Lettre ouverte à Marisol Touraine
Le CISS (Collectif interassociatif sur la santé) veut également que s’engage une réflexion sur les génériques de médicaments à marge thérapeutique étroite. Il est déjà monté au créneau le 13 août en dénonçant le « cafouillage » du TPCG. Le 10 septembre, son président, Christian Saout, envoie une lettre ouverte à Marisol Touraine, ministre des Affaires sociales et de la Santé, au sujet de la bioéquivalence des génériques. Le CISS, qui n’entend pas « remettre en cause » la politique de génériques (voir interview de Christian Saout p. 9), estime néanmoins qu’il est « indispensable de revoir les conditions dans lesquelles sont réalisés les tests de bioéquivalence ainsi que les essais précliniques et cliniques », notamment pour les génériques des spécialités à marge thérapeutique étroite.
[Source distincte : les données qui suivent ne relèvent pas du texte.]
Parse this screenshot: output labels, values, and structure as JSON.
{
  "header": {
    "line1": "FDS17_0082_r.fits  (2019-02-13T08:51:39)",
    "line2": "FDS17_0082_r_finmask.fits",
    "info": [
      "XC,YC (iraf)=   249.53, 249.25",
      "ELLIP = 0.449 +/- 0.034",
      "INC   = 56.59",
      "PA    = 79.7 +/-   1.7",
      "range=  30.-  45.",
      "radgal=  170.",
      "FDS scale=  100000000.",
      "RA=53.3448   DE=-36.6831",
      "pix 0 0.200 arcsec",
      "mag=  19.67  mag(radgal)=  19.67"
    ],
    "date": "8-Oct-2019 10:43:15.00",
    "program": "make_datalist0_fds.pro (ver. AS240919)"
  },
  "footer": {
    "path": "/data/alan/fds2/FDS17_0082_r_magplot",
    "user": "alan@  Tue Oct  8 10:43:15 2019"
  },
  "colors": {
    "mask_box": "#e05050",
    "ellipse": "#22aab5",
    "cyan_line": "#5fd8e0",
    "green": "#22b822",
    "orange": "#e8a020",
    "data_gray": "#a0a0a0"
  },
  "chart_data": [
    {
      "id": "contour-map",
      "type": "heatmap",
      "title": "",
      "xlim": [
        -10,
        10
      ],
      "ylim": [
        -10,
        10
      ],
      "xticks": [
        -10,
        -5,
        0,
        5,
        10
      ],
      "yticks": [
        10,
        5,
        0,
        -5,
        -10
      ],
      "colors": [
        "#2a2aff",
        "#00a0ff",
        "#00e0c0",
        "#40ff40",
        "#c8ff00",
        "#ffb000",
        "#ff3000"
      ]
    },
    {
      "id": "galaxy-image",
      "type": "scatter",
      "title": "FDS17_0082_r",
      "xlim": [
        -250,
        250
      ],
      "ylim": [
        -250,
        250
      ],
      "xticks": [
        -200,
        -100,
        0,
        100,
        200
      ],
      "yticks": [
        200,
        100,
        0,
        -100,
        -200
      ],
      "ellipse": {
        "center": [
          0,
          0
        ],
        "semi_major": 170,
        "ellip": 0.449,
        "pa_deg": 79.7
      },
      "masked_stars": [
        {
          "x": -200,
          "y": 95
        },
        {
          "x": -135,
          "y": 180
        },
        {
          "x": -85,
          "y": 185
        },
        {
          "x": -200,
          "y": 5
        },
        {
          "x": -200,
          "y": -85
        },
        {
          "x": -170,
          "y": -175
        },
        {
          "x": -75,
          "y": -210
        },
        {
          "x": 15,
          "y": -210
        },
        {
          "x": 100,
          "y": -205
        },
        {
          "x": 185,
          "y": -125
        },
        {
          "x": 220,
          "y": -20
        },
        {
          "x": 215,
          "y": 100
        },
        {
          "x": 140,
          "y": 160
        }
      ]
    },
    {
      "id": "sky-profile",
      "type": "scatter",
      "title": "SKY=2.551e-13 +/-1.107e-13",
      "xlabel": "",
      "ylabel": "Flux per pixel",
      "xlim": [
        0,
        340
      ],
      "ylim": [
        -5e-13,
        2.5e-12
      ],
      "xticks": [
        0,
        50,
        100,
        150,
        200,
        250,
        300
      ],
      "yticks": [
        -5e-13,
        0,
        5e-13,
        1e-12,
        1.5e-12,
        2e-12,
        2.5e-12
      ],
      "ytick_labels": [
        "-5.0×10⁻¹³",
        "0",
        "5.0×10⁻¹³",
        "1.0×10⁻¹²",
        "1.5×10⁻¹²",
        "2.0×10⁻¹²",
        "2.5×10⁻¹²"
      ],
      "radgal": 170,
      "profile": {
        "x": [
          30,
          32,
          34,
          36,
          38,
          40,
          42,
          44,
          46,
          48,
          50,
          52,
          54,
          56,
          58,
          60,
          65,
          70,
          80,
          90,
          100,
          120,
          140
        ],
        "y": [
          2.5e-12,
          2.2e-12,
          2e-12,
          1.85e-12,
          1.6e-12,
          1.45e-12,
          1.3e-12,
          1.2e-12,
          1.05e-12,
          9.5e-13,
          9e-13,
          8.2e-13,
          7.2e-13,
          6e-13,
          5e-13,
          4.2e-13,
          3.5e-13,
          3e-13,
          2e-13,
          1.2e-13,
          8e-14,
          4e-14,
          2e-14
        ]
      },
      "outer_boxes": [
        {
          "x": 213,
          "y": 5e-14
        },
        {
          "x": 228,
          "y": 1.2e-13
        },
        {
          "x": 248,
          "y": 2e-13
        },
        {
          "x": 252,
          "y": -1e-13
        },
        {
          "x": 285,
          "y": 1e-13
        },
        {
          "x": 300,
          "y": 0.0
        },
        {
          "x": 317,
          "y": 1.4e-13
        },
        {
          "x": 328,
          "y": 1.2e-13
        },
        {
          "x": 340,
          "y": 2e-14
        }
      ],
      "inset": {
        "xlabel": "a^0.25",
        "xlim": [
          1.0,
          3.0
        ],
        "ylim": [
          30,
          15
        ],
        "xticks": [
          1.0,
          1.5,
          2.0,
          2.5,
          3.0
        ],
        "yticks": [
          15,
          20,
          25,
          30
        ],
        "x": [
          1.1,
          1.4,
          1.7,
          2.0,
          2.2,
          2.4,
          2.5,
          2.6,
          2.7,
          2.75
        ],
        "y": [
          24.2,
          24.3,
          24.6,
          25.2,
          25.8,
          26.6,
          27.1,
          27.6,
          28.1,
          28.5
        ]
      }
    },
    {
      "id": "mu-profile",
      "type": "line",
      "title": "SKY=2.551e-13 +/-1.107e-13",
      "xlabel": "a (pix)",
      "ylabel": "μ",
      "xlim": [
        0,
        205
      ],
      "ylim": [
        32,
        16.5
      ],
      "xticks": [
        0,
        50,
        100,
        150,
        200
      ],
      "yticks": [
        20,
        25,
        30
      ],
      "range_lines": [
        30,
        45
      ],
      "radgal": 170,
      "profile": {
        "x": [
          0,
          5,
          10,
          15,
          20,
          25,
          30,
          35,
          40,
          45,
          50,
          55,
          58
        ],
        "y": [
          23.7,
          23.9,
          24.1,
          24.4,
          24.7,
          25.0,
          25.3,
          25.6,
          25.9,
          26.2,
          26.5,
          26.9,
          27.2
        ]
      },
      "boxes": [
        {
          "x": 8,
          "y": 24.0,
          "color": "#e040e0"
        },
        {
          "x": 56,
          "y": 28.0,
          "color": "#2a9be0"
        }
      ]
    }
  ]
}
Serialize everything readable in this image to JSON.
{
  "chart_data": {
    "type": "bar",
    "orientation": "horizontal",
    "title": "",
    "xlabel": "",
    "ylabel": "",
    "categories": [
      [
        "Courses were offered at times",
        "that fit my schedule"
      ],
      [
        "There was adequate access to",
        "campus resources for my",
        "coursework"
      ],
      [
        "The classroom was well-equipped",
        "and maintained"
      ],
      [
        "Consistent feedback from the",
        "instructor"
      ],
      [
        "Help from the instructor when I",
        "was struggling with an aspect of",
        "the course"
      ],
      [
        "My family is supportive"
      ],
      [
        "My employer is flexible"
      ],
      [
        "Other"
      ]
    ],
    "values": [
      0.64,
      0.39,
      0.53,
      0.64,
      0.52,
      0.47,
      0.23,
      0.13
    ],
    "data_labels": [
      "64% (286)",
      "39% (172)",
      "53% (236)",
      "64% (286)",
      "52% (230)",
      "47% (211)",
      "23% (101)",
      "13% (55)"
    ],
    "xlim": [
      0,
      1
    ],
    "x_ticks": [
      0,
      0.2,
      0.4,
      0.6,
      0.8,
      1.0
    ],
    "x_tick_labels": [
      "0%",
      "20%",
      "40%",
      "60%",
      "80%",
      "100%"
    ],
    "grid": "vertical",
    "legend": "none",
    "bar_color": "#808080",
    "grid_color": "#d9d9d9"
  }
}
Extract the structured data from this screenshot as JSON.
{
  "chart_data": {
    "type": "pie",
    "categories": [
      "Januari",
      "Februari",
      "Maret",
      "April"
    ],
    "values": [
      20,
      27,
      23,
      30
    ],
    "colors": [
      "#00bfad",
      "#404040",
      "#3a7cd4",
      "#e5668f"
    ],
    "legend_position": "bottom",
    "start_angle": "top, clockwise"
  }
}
Il souhaite aussi que « lors de la délivrance du générique, il soit indiqué au patient s’il s’agit d’une copie ou d’un médicament essentiellement similaire ». Une information qu’il sera difficile de fournir aux patients puisque la notion de « médicament essentiellement similaire » n’existe plus (voir encadré ci-contre). Enfin, le CISS demande que le rapport sur le générique de l’IGAS soit rendu public et qu’une « table ronde de haut niveau » soit réunie « rapidement ».
Il faut désormais attendre la réponse du ministère de la Santé ainsi que celle de l’ANSM.
L’ESSENTIEL
• 1er juillet : généralisation du tiers payant contre génériques (TPCG).
• 26 juillet : l’association Renaloo écrit à la CNAM au sujet du TPCG et du mycophénolate mofétil, dont elle demande qu’il ne soit plus substitué.
• 13 août : le CISS dénonce lui aussi l’application du TPCG.
• Septembre : le 9, Renaloo réadresse un courrier à l’Assurance maladie pour que soit exclu le mycophénolate mofétil des molécules à substituer et, le 10, fait la même demande à l’ANSM.
• 10 septembre : le CISS envoie une lettre ouverte à Marisol Touraine sur la bioéquivalence des génériques.
Générique quel est ton nom ?
« Copie », « médicament essentiellement similaire » : ces deux termes sont employés par le CISS. Or, ils ne correspondent à aucune définition légale. En France, la définition du générique figure dans l’article L. 5121-1 du Code de la santé publique, modifié après la transposition de la directive européenne relative aux médicaments à usage humain. En résumé, la spécialité générique d’une spécialité de référence a la même composition qualitative et quantitative en principes actifs et la même forme pharmaceutique. Sa bioéquivalence avec la spécialité de référence est démontrée par des études de biodisponibilité appropriées. En France comme en Europe, le génériqueur n’a pas à réaliser de nouvelles études précliniques et cliniques puisqu’elles ont déjà été effectuées par le laboratoire qui a élaboré le médicament de référence et obtenu l’AMM.